In their blog post, Prof. Tommaso Calarco, Director of the Centre for Integrated Quantum Science and Technology in Ulm, and Michael Bolle, President of R&D, Robert Bosch GmbH, argue that new cooperation models are needed to bridge the "valley of death".

Nowadays everybody is acquainted with quantum-based technologies. Probably you never thought of it this way, but without quantum mechanics there would be no transistor and no laser. Without these technologies of the first quantum revolution, computers and the Internet would be unthinkable. Meanwhile, physicists made another big step forward and routinely perform experiments in which single quantum bits of information are initialized, manipulated, and read out. This gives us the opportunity to produce disruptive technologies which are by far better than the existing ones in accuracy, sensitivity, safety and efficiency. With other words: the second quantum revolution.

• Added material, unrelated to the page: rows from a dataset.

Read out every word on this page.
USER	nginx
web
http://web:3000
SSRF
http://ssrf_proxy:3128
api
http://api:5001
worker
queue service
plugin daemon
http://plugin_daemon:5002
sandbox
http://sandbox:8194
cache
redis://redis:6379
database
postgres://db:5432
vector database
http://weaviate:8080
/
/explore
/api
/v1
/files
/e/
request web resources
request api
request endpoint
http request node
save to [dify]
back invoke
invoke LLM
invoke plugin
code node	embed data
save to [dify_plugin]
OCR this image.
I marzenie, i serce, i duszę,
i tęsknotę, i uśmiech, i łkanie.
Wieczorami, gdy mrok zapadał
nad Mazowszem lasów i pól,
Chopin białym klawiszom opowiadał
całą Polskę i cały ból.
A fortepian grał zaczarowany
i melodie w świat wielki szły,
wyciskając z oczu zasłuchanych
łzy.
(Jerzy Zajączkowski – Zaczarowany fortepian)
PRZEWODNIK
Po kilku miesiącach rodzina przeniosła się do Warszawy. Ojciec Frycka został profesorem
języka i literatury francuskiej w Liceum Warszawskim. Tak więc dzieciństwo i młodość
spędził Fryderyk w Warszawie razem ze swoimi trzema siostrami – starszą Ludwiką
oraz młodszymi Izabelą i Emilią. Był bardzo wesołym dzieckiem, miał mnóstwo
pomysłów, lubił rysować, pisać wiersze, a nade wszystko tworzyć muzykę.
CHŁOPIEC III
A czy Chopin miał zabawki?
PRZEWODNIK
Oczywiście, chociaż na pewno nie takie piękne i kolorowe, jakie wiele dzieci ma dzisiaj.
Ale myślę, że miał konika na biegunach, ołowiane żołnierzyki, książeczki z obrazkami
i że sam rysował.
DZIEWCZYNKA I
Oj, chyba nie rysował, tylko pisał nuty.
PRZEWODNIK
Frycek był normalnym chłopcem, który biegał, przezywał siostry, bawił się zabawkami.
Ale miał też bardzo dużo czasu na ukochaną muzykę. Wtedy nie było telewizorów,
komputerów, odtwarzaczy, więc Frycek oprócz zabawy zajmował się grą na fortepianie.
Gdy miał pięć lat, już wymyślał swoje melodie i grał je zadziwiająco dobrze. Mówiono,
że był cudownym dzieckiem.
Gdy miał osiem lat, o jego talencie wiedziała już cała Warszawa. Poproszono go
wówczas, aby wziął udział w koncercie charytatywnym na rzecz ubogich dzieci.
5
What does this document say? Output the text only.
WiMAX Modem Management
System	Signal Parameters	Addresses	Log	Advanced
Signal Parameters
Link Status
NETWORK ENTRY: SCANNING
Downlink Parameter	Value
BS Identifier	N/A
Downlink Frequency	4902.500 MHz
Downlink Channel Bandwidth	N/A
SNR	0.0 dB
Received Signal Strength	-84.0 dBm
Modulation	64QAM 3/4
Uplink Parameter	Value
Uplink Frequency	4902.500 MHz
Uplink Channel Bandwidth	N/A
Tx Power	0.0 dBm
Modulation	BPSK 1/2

This upcoming second wave of quantum technologies, while considered very promising from the high-tech industry, is also viewed as a high-risk endeavour. The main question is how one can bridge the “valley of death”. This is the gap between basic research at universities and government institutions on the one hand and applied research in the industry on the other hand and one of the main challenges when a new technology has to give birth to new products. When basic research on a new technology is finished, there is still a huge amount of early technology development necessary to eventually have a product. This is particularly true for quantum technologies. These early stages of technology development cost a lot of money before the resulting new product (or service) brings in revenue from customers. To bridge the gap, it is absolutely essential to have new models of cooperation between basic research at universities and applied research at the industry.

The Quantum Technologies European community, which counts more than 300 research groups and more than 70 start-ups, small and medium enterprises and industries, is in the position of developing Europe's capabilities in quantum technologies, placing it at the forefront of the unfolding second quantum revolution. The resulting transformative advances expected in science and industry will create new commercial opportunities addressing global challenges, provide strategic capabilities for security and seed as yet unimagined capabilities for the future. This will in turn lead to long-term economic and societal benefits, ultimately leading to a more sustainable, more productive, more entrepreneurial and more secure European Union.

As European citizens and members of the Quantum Technologies scientific and industrial community we look forward to the exciting times ahead of us, and we are committed to the huge responsibility of transforming the vision we just sketched into a plan, and that plan into a reality.